Domínguez-Gil points out that the greatest impact on transplants has been suffered, in addition to kidney interventions, to lung ones. “More caution has been taken because it is the target organ of the coronavirus,” he clarifies. However, in 2020, the ONT registered 2,700 kidney, 1,034 liver, 336 lung, 278 heart, 73 pancreas and 4 intestine transplants. Spain has also broken a record by performing 197 transplants to children.
Transplant coordinators assume, however, that not only have interventions been delayed because of the pandemic, but many patients have not even made it onto the waiting list. “The hospital did not arrive sick to evaluate,” says Pont. In fact, the waiting list (as of December 31, 2020) was 4,794 patients (92 of them children). At that time, in 2019 there were 4,889 patients. “There was a decrease in listing inclusions. Many of these patients face a delay and can arrive at the transplant in worse conditions ”, admits Domínguez-Gil. Throughout 2020, 9,498 people went through the waiting list. That is, 1,100 less than the previous year and 68% of them were kidney patients.

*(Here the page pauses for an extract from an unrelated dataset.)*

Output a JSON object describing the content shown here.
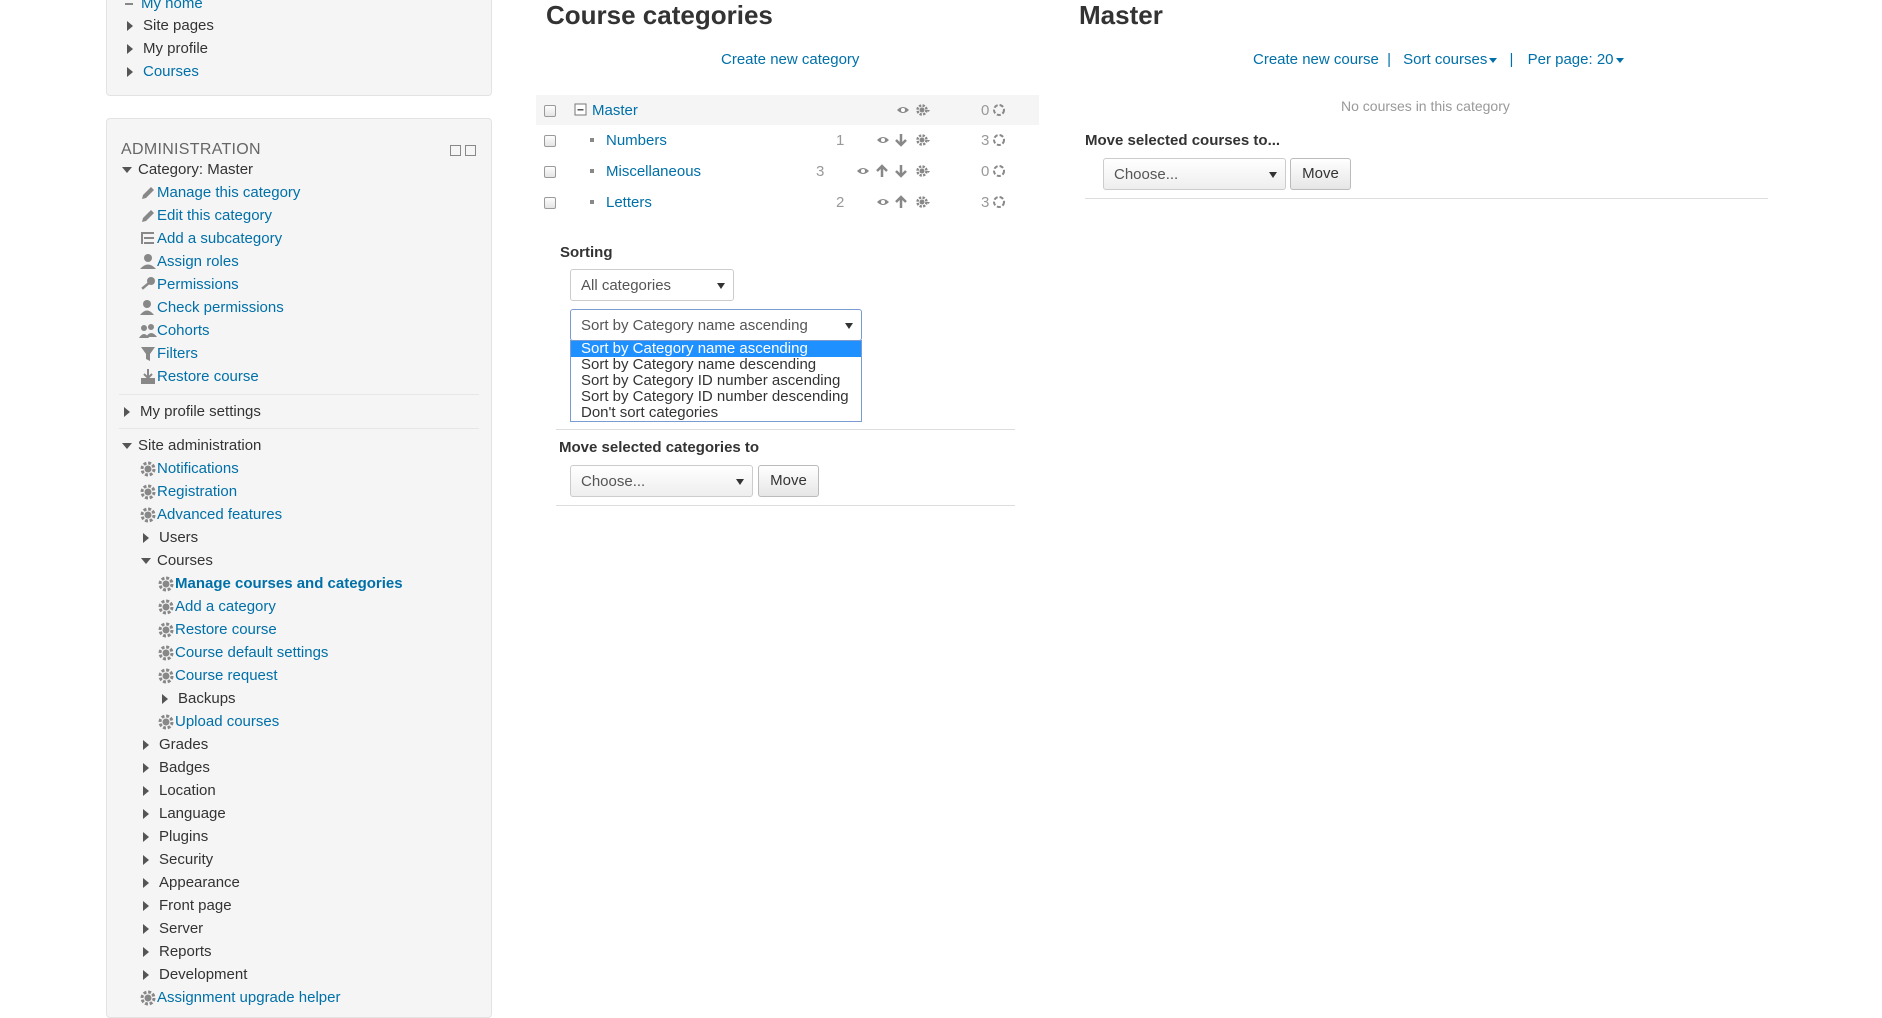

The ONT assures that they are already recovering the pace of activity before the pandemic, but they still have a long way to go. “We are very determined by the course of the epidemic. The obstacles persist to a greater or lesser extent, but we are hopeful with vaccination, ”says Domínguez-Gil. The Ministry of Health has cataloged people transplanted or on the waiting list for this procedure as a priority for vaccination. In fact, the Health plan is to simultaneously immunize those over 70 years of age, although some community, such as Catalonia, had already made progress and has been vaccinating them for weeks.